The organization API token can create users, create calendars, list organization resources, and issue frontend tokens. Treat it like a password.

Schedule X Cloud does not replace your app login. Your application authenticates users first, then your backend maps that app user to a Schedule X Cloud user.

The recommended flow is:

  1. User signs in to your application.
  2. Your backend finds or creates the Cloud user for that app user.
  3. Your backend issues a frontend token for the Cloud userId.
  4. Your browser code uses that frontend token with ScheduleXBrowserClient.

Creating a Cloud user:

POST /v1/orgs/{organizationId}/users
X-ScheduleX-Api-Key: sx_org_...
Content-Type: application/json
{
"email": "ada@example.com",
"displayName": "Ada Lovelace",
"role": "Member"
}

Issuing the user frontend token:

POST /v1/orgs/{organizationId}/auth/frontend-token
X-ScheduleX-Org-Token: sx_org_...
Content-Type: application/json
{
"userId": "..."
}

Response:

{
"token": "sx_front_...",
"organizationId": "...",
"userId": "...",
"expiresAt": "2026-06-03T12:00:00Z"
}

Browser requests send the token as a bearer token:

GET /v1/schedule-x/config
Authorization: Bearer sx_front_...

The API resolves the organization and user from the token, so browser code does not need to send an organization id for default config and event routes.

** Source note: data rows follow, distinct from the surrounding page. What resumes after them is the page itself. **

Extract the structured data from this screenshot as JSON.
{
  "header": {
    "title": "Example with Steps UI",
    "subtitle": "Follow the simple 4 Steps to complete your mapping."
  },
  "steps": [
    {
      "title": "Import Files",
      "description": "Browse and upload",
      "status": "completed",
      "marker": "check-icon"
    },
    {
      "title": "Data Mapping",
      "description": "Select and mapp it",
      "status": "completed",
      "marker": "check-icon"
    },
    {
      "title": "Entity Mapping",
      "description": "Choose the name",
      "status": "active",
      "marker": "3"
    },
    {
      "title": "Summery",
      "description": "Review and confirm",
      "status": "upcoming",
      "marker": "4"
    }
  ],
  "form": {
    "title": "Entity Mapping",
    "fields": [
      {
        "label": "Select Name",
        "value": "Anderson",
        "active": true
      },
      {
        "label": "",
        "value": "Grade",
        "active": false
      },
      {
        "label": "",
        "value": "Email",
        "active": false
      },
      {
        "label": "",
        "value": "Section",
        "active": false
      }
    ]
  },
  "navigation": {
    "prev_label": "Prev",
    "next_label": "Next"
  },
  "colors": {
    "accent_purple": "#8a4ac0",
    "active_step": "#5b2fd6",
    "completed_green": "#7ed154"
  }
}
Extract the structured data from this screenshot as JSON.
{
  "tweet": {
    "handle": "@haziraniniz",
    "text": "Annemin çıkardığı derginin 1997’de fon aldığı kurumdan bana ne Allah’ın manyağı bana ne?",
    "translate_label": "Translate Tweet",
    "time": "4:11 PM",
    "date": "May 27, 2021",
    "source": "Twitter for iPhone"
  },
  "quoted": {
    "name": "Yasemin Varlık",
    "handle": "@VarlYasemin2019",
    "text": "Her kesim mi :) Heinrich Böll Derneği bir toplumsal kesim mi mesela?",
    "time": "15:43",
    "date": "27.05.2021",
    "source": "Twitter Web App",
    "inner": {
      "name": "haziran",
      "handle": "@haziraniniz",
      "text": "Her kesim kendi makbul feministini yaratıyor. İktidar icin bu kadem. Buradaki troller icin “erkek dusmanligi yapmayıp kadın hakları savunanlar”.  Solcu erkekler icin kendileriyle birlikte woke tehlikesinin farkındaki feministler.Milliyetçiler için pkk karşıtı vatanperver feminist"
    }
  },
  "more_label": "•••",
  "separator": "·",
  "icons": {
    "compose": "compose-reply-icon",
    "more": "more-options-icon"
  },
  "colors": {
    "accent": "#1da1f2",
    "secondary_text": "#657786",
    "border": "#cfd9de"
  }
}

  • A valid organization API token can access server-side organization routes for its own organization.
  • A valid organization API token can only issue frontend tokens for users in its own organization.
  • A valid frontend token can load Schedule X config for its own organization.
  • Frontend tokens cannot read another organization through /v1/orgs/{organizationId}/schedule-x/config.
  • Browser event writes require the token user to have Owner, Admin, or Member membership in the organization.
  • Viewer users can be represented in memberships, but event write access is rejected.
  • Frontend tokens expire according to SCHEDULEX_FRONTEND_TOKEN_TTL_MINUTES.
  • Named organization API tokens can expire or be revoked.
  • Keep SCHEDULE_X_ORG_API_TOKEN on the server.
  • Do not store frontend tokens in long-lived browser storage unless your app has a specific reason.
  • Reissue frontend tokens from your backend when they expire.
  • Use HTTPS in production.
  • If an organization API token is exposed, revoke it and request or create a replacement.